Person sitting at oceanside looking out over the water

For whatever we lose (like a you or a me)
it’s always ourselves we find in the sea. —e.e. cummings

 

I spent most of the first weekend in October at Transfer Beach in Ladysmith, BC. The weather was brilliant; sunny and warm with no hint of a wind, leaves gradually changing color on the far shore. Autumn’s slow and sensual yet very corporeal beginning. As I sat neat the water, I was struck by the silent ritual at hand. On arriving, most people went to the water’s edge, looked around or dipped their hand in the water, and then sat down on the grass, benches, or logs, gazing at the horizon, in silent communion with the scenery and internal processes. There is something about the sea which helps process life’s challenges. There are other ways of doing this too; the common thread is connecting to a deeper part of your being. Frieda Ferrick calls this “connecting to your authentic self.” In my work with couples I call this process “emotional shifting.” Whatever the name, reconnecting to your natural state of being can help you face life’s peaks and valleys, but first you have to get past the instinct to steer away from the emotionally uncomfortable.

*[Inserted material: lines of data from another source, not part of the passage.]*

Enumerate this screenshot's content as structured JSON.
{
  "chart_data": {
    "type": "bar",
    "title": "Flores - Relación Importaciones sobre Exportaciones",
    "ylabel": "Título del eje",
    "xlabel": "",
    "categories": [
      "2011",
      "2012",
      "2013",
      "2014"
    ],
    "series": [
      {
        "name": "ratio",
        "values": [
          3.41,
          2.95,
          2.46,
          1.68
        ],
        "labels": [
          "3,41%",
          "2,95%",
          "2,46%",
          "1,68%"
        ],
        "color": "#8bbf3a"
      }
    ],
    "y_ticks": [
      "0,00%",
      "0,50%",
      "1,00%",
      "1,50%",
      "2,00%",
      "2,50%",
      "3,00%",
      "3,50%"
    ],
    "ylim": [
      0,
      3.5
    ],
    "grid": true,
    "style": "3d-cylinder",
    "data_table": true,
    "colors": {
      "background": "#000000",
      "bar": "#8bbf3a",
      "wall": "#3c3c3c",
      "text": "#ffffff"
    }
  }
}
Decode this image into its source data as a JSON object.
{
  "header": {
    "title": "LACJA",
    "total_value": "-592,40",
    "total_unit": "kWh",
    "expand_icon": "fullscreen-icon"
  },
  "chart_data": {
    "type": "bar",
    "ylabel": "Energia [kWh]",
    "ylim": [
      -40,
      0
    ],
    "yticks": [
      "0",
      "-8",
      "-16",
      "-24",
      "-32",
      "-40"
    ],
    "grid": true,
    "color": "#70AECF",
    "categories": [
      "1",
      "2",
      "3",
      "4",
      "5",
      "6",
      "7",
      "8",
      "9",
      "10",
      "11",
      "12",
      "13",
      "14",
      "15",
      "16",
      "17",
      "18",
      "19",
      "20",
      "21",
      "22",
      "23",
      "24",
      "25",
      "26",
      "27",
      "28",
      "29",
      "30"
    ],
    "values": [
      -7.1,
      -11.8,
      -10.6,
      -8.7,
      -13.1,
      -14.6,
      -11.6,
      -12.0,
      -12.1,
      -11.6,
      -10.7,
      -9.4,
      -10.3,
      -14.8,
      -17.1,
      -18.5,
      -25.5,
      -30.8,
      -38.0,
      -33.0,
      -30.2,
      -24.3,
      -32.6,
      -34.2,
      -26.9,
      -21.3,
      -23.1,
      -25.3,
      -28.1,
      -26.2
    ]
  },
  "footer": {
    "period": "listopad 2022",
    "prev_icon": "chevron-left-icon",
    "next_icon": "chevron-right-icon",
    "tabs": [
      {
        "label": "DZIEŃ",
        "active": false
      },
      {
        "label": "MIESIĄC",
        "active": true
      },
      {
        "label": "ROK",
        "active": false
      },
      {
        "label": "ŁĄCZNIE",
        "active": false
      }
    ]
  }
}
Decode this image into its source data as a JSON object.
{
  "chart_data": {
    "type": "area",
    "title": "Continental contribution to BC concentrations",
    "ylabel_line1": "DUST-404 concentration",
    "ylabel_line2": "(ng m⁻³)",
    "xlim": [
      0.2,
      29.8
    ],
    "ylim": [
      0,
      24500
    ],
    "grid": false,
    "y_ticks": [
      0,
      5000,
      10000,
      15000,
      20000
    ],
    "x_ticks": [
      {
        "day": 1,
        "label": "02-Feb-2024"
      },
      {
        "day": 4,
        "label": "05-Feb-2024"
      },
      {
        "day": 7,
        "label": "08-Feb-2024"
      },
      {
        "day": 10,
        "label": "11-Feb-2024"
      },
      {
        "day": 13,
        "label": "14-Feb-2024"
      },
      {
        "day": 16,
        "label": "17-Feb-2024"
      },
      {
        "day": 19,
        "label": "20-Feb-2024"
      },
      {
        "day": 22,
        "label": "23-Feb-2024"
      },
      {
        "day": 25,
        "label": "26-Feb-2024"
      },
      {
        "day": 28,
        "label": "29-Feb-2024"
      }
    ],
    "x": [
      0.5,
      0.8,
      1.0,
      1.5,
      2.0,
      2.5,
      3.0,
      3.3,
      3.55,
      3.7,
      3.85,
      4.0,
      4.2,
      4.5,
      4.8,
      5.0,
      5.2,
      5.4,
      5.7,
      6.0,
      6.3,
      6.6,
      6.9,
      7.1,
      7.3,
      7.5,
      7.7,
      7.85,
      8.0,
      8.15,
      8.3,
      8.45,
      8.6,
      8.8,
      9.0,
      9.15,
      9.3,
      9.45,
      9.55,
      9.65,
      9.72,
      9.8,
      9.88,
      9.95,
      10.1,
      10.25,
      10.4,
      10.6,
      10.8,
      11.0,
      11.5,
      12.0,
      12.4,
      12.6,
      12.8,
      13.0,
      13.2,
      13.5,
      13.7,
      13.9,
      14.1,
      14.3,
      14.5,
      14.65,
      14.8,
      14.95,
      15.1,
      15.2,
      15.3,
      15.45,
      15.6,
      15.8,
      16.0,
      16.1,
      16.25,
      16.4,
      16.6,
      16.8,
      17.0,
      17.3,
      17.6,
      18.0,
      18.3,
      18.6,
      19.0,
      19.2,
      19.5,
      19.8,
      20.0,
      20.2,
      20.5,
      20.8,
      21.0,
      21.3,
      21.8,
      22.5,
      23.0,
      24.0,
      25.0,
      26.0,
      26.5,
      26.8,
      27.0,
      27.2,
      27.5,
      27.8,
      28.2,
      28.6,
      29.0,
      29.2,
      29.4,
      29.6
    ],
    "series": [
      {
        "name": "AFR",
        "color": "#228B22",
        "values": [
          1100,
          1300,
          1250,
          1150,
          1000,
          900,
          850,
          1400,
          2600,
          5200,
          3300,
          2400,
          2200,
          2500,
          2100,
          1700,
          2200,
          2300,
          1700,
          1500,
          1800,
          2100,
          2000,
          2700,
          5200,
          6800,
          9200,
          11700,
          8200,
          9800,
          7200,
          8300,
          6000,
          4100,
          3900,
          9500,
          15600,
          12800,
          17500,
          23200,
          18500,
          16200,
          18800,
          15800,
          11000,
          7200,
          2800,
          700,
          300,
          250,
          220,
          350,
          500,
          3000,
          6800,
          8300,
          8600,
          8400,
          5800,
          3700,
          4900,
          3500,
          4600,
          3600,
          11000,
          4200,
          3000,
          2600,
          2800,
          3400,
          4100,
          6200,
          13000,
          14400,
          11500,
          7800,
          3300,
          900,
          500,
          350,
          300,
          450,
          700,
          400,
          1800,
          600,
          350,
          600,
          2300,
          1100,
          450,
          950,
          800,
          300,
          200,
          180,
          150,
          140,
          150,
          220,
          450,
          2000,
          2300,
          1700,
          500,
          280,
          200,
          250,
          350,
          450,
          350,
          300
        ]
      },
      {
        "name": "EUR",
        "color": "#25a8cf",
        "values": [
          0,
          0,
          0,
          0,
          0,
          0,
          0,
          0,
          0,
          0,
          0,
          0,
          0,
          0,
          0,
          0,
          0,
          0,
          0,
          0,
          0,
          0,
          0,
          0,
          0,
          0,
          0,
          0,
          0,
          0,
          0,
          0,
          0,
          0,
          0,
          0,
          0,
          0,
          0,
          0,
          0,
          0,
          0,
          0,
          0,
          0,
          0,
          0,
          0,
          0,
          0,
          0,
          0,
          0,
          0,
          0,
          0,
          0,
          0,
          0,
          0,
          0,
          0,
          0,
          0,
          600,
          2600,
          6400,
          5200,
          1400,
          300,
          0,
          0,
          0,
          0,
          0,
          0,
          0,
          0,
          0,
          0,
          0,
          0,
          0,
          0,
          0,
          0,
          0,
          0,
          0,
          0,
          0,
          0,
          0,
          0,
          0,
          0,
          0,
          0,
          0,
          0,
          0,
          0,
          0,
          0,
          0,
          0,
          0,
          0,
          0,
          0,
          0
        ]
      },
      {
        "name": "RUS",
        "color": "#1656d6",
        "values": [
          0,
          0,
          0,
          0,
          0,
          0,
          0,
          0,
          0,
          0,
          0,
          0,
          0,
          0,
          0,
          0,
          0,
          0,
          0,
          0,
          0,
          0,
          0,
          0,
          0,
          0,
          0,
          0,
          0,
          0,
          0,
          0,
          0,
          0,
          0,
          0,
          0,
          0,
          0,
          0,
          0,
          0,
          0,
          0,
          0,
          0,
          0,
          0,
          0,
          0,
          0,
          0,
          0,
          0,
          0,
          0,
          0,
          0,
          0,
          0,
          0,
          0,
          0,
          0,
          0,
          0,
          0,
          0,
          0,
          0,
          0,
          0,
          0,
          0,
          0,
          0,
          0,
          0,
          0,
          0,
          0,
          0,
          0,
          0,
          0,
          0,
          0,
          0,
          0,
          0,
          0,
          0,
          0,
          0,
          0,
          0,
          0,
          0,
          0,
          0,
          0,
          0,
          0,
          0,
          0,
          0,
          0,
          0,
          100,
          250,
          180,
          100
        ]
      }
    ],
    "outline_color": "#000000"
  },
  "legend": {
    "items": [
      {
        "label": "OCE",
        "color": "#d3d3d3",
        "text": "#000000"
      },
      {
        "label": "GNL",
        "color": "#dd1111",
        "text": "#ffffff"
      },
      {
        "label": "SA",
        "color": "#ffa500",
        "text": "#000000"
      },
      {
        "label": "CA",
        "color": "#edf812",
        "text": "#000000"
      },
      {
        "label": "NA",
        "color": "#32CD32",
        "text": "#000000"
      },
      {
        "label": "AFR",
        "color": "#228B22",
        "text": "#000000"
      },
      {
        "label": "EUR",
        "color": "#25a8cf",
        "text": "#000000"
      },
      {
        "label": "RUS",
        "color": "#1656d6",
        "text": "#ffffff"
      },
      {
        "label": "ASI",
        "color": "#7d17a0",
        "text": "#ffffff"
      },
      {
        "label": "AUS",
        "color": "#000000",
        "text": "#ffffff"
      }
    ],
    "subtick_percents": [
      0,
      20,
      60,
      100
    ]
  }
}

Connecting to your authentic self does not mean subscribing to an illusion that no problem is ever a problem, an artificial bubble where nothing can bother you. Nature abhors a bubble and life will certainly intervene in dramatic ways. In my work with couples, I often see one or both people in the relationship stay away from conflict because it has created problems in the past. The conflict-avoider(s) can become upset if anything threatens the calm. I’m sure you see how ironic this is—trying to avoid anything unpleasant is itself conflict-generating. Although you cannot avoid problems in life, you can access a deeper intelligence which helps you choose how you respond.

In Japanese the word Shizentai (自然体) translates roughly as “one’s natural posture”; it describes the natural, relaxed yet attentive and curious state that is each person’s birthright; our inner nature which mirrors the external one we so need. From this posture of our natural being, problems, conflict, grief, or pain can be processed without the additional burden of secondary emotional reactivity. Holding this posture all the times, however, would be artificial. As in meditation, the goal is not to try and maintain a state which, in reality, can only ever be momentary. Instead, life is about reconnecting to your natural state of repose again and again—the process of reconnection is what one aims for, because when you can reconnect, you are not pushed or pulled around so much by the crisis of the moment.

Dealing with life’s storms is a matter of returning to your authentic state as individual, couple, parent, employer or employee. Some ways you can reconnect include:

  1. Writing: a diary, journal, poem, or note.
  1. Walking—in nature, at the beach, in the woods, downtown during your lunch hour. As humans our physiology is made for walking more than any other activity, and it can put us in touch with internal rhythms.
  1. Making a cup of tea; gardening.
  1. Reading something engaging and enlightening.
  1. Meditation, prayer, spiritual practice.
  1. An engaging conversation of self-exploration, as in psychotherapy.

A ritual or routine for reconnecting can help you know where your baseline is and make it easier to return to it when a crisis hits, but you cannot get up and make a cup of tea in the middle of a typhoon. In counselling, I help clients learn to connect to their natural ground in the moment. I do this with couples by bringing them back to the moment of intense emotional disconnect and creating a pause. The pause allows a subtle shift in awareness to occur–a quality of awareness in tune with their deeper relationship. Different options then present themselves.

Individually, you can do this too. When emotions seem at their highest, use the intense feeling as a signal to pause and reconnect to your authentic self. Have you ever been held by an idea, a twinkling of important and unbiased knowledge about yourself; something that resonates as truth (versus something you are emotionally reactive to)? If you followed the cookie crumb trail, you reconnected to your essential nature. There is palpable shift when you pause and follow the hint, arriving at an important understanding, where a deeper sense of wisdom manifests. The process of returning to your stable self-ground changes how you approach life challenges.

The ability to connect to a deeper awareness is like a muscle—the more you use it the stronger it becomes. When you are caught up in the emotions of the moment you tend to struggle and can make things worse. When you reconnect with your authentic self, what Kosho Uchiyama calls “your real life,” you face issues without the extra baggage of emotionally-generated reactivity. The more you reconnect, the more you see that life’s crisis are like waves—they reach an emotional peak but do not last. You learn to trust a deeper intelligence that knows you can get through the crisis.

In going to the beach you renew yourself through reconnecting with your deeper nature, and the world’s. Life is no beach, but a visit there sure helps.